For high dimensional gene expression data, one important goal is to identify a small number of genes that are associated with progression of the disease or survival of the patients. In this paper, we consider the problem of variable selection for multivariate survival data. We propose an estimation procedure for high dimensional accelerated failure time (AFT) models with bivariate censored data. The method extends the Buckley-James method by minimizing a penalized \(L_2\) loss function with a penalty function induced from a bivariate spike-and-slab prior specification. In the proposed algorithm, censored observations are imputed using the Kaplan-Meier estimator, which avoids a parametric assumption on the error terms. Our empirical studies demonstrate that the proposed method provides better performance compared to the alternative procedures designed for univariate survival data regardless of whether the true events are correlated or not, and conceptualizes a formal way of handling bivariate survival data for AFT models. Findings from the analysis of a myeloma clinical trial using the proposed method are also presented.

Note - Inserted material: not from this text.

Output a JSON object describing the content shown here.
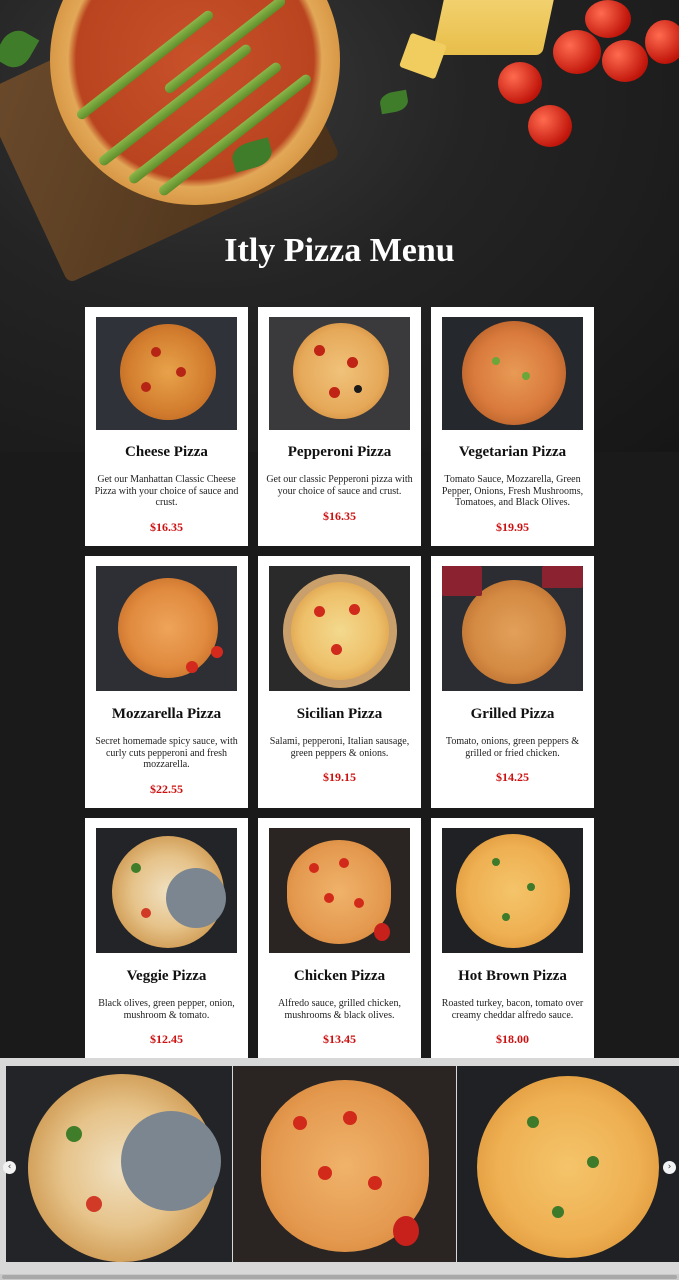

对于高维基因表达数据，一个重要目标是识别少数与疾病进展或患者生存相关的基因。在本文中，我们考虑了多变量生存数据的变量选择问题。我们提出了一种具有双变量删失数据的高维加速故障时间 (AFT) 模型的估计程序。该方法通过最小化惩罚\(L_2\)扩展了 Buckley-James 方法具有从双变量尖峰和平板先验规范诱导的惩罚函数的损失函数。在所提出的算法中，使用 Kaplan-Meier 估计器估算删失的观测值，这避免了对误差项的参数假设。我们的实证研究表明，无论真实事件是否相关，与为单变量生存数据设计的替代程序相比，所提出的方法都提供了更好的性能，并概念化了处理 AFT 模型的双变量生存数据的正式方法。还介绍了使用所提出的方法分析骨髓瘤临床试验的结果。